I’m going to draw a line between ages 15 and 16. At 16, as you’ll read later, I started some new, grown up, bad behaviors that I didn’t have at 15. Through junior high and the first grades of senior high I was a sick puppy. I tend to think that I was an alcoholic who hadn’t found the drink yet. I was mentally ill, no doubt about that. I’ve heard some say that adolescents are mentally ill by definition. I know I wasn’t alone in going crazy and going bad during those years.
After I turned 12 or 13, and went to the doctor for a yearly physical, I had gained substantial weight and not really grown. I wasn’t over weight at all, not till I was probably 40. But my body type was pretty set at short and small boned. I had first needed a bra at nine years old, the first one in my fourth grade class. That was not nice. As a result I really thought I had an overly big chest for many, many years. I really don’t, though on someone as short as I am, an average amount goes a long way.
My knee issues were pretty much resolved. I had big scars and lumpy knees, but they stayed in place and I was only really restricted from a few activities like skiing and kneeling. My allergies had moderated. I was still an only child, though more of my peers were fatherless by that time. I had fallen behind in school to the point that I was on the slow track for math and science by ninth grade. I redeemed myself and got back with the regular kids for those subjects, and the smart kids for English. I had no friends. I wasn’t despised or picked on, I just didn’t have friends. I had no one to sit with at lunch. When I sat with someone, they would let me sit there and talk to me. But that was it. They weren’t my friends.

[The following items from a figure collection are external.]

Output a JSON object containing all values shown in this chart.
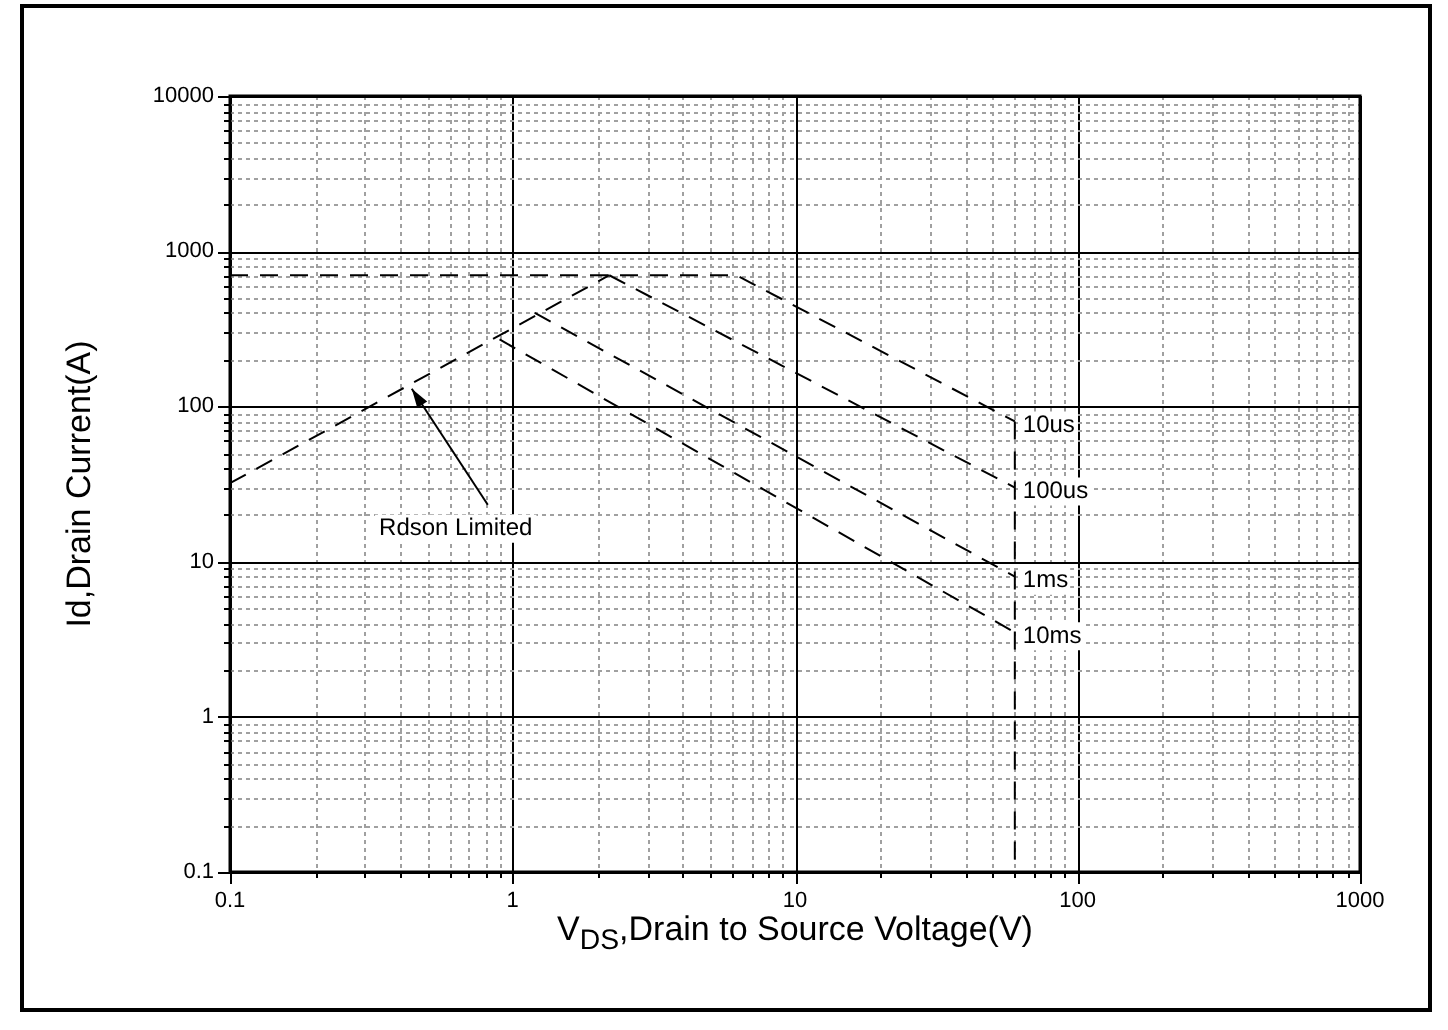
{
  "chart_data": {
    "type": "line",
    "xlabel": "V$_{DS}$,Drain to Source Voltage(V)",
    "ylabel": "Id,Drain Current(A)",
    "log": "xy",
    "grid": true,
    "marker": "none",
    "line_style": "dashed",
    "xlim": [
      0.1,
      1000
    ],
    "ylim": [
      0.1,
      10000
    ],
    "xticks": [
      0.1,
      {
        "value": 0.2,
        "label": null
      },
      {
        "value": 0.3,
        "label": null
      },
      {
        "value": 0.4,
        "label": null
      },
      {
        "value": 0.5,
        "label": null
      },
      {
        "value": 0.6,
        "label": null
      },
      {
        "value": 0.7,
        "label": null
      },
      {
        "value": 0.8,
        "label": null
      },
      {
        "value": 0.9,
        "label": null
      },
      1,
      {
        "value": 2,
        "label": null
      },
      {
        "value": 3,
        "label": null
      },
      {
        "value": 4,
        "label": null
      },
      {
        "value": 5,
        "label": null
      },
      {
        "value": 6,
        "label": null
      },
      {
        "value": 7,
        "label": null
      },
      {
        "value": 8,
        "label": null
      },
      {
        "value": 9,
        "label": null
      },
      10,
      {
        "value": 20,
        "label": null
      },
      {
        "value": 30,
        "label": null
      },
      {
        "value": 40,
        "label": null
      },
      {
        "value": 50,
        "label": null
      },
      {
        "value": 60,
        "label": null
      },
      {
        "value": 70,
        "label": null
      },
      {
        "value": 80,
        "label": null
      },
      {
        "value": 90,
        "label": null
      },
      100,
      {
        "value": 200,
        "label": null
      },
      {
        "value": 300,
        "label": null
      },
      {
        "value": 400,
        "label": null
      },
      {
        "value": 500,
        "label": null
      },
      {
        "value": 600,
        "label": null
      },
      {
        "value": 700,
        "label": null
      },
      {
        "value": 800,
        "label": null
      },
      {
        "value": 900,
        "label": null
      },
      1000
    ],
    "yticks": [
      0.1,
      {
        "value": 0.2,
        "label": null
      },
      {
        "value": 0.3,
        "label": null
      },
      {
        "value": 0.4,
        "label": null
      },
      {
        "value": 0.5,
        "label": null
      },
      {
        "value": 0.6,
        "label": null
      },
      {
        "value": 0.7,
        "label": null
      },
      {
        "value": 0.8,
        "label": null
      },
      {
        "value": 0.9,
        "label": null
      },
      1,
      {
        "value": 2,
        "label": null
      },
      {
        "value": 3,
        "label": null
      },
      {
        "value": 4,
        "label": null
      },
      {
        "value": 5,
        "label": null
      },
      {
        "value": 6,
        "label": null
      },
      {
        "value": 7,
        "label": null
      },
      {
        "value": 8,
        "label": null
      },
      {
        "value": 9,
        "label": null
      },
      10,
      {
        "value": 20,
        "label": null
      },
      {
        "value": 30,
        "label": null
      },
      {
        "value": 40,
        "label": null
      },
      {
        "value": 50,
        "label": null
      },
      {
        "value": 60,
        "label": null
      },
      {
        "value": 70,
        "label": null
      },
      {
        "value": 80,
        "label": null
      },
      {
        "value": 90,
        "label": null
      },
      100,
      {
        "value": 200,
        "label": null
      },
      {
        "value": 300,
        "label": null
      },
      {
        "value": 400,
        "label": null
      },
      {
        "value": 500,
        "label": null
      },
      {
        "value": 600,
        "label": null
      },
      {
        "value": 700,
        "label": null
      },
      {
        "value": 800,
        "label": null
      },
      {
        "value": 900,
        "label": null
      },
      1000,
      {
        "value": 2000,
        "label": null
      },
      {
        "value": 3000,
        "label": null
      },
      {
        "value": 4000,
        "label": null
      },
      {
        "value": 5000,
        "label": null
      },
      {
        "value": 6000,
        "label": null
      },
      {
        "value": 7000,
        "label": null
      },
      {
        "value": 8000,
        "label": null
      },
      {
        "value": 9000,
        "label": null
      },
      10000
    ],
    "series": [
      {
        "color": "#000000",
        "x": [
          0.1,
          2.2
        ],
        "values": [
          32,
          700
        ]
      },
      {
        "name": "10us",
        "color": "#000000",
        "x": [
          0.1,
          6.2,
          60
        ],
        "values": [
          700,
          700,
          80
        ]
      },
      {
        "color": "#000000",
        "x": [
          60,
          60
        ],
        "values": [
          80,
          0.1
        ]
      },
      {
        "name": "100us",
        "color": "#000000",
        "x": [
          2.2,
          60
        ],
        "values": [
          700,
          30
        ]
      },
      {
        "name": "1ms",
        "color": "#000000",
        "x": [
          1.2,
          60
        ],
        "values": [
          400,
          8
        ]
      },
      {
        "name": "10ms",
        "color": "#000000",
        "x": [
          0.9,
          60
        ],
        "values": [
          270,
          3.5
        ]
      }
    ],
    "annotations": [
      {
        "text": "Rdson Limited",
        "x": 0.44,
        "y": 130
      }
    ]
  }
}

One friend I do need to mention is Isabel (not her real name). I met her when we moved to the house in the suburbs when I was five. She was four, and she lived down the block. Back then, in the late 1960s, kids that young actually played out on the streets (we had no sidewalks). She was my friend then, and she’s my friend now, now that I’m almost 46 and she’s almost 45. We live a few hundred miles apart and we don’t see each other often. We have, through the years, because she stayed in our hometown and so did my mother, so I’d see her once a year or more often as I visited. She and my mother have moved, though, and I don’t know when or how I will see her next.

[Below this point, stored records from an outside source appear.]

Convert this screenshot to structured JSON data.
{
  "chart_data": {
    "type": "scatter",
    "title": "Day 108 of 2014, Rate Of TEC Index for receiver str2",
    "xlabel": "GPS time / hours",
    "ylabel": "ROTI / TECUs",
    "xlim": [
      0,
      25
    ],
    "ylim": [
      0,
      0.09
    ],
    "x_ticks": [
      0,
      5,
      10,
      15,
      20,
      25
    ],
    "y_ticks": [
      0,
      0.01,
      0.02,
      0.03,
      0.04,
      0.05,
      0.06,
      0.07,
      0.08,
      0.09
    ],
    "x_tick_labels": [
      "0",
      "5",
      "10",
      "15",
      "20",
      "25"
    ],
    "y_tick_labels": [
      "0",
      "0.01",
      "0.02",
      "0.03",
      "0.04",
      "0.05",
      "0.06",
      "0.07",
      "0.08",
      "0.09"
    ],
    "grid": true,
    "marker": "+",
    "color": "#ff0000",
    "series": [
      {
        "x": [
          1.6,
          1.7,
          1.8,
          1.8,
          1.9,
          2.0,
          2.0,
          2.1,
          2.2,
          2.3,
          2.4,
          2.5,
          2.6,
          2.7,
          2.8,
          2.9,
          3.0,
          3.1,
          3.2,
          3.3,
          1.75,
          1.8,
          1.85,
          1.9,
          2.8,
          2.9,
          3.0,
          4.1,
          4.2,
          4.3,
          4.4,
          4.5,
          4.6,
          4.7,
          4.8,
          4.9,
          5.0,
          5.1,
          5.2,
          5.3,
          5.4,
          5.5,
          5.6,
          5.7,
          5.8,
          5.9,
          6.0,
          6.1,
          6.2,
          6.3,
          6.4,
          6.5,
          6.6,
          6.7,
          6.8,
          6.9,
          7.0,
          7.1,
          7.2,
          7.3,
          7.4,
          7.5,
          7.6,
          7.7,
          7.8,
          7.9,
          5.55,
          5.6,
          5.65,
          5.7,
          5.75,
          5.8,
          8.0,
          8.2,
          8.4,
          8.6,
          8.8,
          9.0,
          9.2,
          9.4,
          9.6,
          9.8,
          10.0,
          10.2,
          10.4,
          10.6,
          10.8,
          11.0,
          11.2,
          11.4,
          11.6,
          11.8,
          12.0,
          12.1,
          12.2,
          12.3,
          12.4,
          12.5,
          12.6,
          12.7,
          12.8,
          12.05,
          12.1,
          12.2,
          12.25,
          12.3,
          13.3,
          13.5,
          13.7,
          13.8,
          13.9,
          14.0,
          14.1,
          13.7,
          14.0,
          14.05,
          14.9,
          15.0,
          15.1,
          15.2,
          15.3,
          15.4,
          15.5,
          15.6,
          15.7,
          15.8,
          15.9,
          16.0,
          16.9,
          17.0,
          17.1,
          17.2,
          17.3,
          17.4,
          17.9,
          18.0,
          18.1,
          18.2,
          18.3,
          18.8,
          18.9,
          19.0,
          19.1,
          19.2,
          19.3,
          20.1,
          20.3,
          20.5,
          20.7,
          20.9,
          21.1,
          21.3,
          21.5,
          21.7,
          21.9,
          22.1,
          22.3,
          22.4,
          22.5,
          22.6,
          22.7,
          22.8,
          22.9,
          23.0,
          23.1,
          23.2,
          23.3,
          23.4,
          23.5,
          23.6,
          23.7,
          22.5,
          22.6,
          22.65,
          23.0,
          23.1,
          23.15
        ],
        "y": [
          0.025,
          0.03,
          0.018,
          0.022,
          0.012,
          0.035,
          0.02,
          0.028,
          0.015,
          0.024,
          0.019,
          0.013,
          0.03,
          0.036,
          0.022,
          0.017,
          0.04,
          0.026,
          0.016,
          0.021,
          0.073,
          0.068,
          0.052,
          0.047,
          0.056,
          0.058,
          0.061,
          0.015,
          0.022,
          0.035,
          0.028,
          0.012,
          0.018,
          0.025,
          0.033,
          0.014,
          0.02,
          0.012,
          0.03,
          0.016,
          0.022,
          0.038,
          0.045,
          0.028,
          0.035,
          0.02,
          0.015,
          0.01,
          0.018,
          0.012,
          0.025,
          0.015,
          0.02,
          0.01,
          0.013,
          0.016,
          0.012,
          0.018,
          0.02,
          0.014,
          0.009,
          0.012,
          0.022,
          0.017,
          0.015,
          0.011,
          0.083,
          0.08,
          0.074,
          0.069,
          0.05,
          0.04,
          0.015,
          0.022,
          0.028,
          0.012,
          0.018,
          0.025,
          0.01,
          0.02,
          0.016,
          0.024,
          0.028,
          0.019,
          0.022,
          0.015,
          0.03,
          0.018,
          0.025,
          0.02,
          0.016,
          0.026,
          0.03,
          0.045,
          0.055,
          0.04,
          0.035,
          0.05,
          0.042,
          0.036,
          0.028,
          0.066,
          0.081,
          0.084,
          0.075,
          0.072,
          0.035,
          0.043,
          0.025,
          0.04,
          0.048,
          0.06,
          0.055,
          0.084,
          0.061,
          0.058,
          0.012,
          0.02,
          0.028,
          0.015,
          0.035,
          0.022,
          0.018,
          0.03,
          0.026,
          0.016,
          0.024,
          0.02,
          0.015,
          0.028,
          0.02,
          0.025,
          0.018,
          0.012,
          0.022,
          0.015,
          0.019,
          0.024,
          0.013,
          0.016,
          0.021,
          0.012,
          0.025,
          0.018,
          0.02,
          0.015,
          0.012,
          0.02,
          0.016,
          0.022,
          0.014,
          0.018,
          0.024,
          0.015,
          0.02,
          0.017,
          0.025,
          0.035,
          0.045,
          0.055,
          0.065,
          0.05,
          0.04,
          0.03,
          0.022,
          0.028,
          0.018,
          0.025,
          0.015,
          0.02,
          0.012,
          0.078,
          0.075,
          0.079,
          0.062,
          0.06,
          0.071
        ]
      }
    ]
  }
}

But back then, she was my friend. She actually covered my babysitting job so that I could go to my very first AA meeting. But I’m getting ahead of myself.
During the years in question, I cut myself. I cut my forearms and my face. At that time I had not heard of anyone doing this. I hid my razor under my jewelry box, and one day my mother dusted my furniture, found the razor and took it. Didn’t say a word. When I cut my wrist (not nearly deeply enough to really hurt myself), I said the TV wires had cut me. Her husband commented that those wires can cut like a razor. So she had told him. Still she said nothing to me.
I wrote a story for English in which a girl tries to kill herself. I was scheduled to see the school psychologist. When he asked me to draw a person, I drew a cartoon figure. I wouldn’t talk, I didn’t cooperate. Ditto with the school guidance counselor.
I thank God I found alcohol. The recovery from that has saved me in so many ways.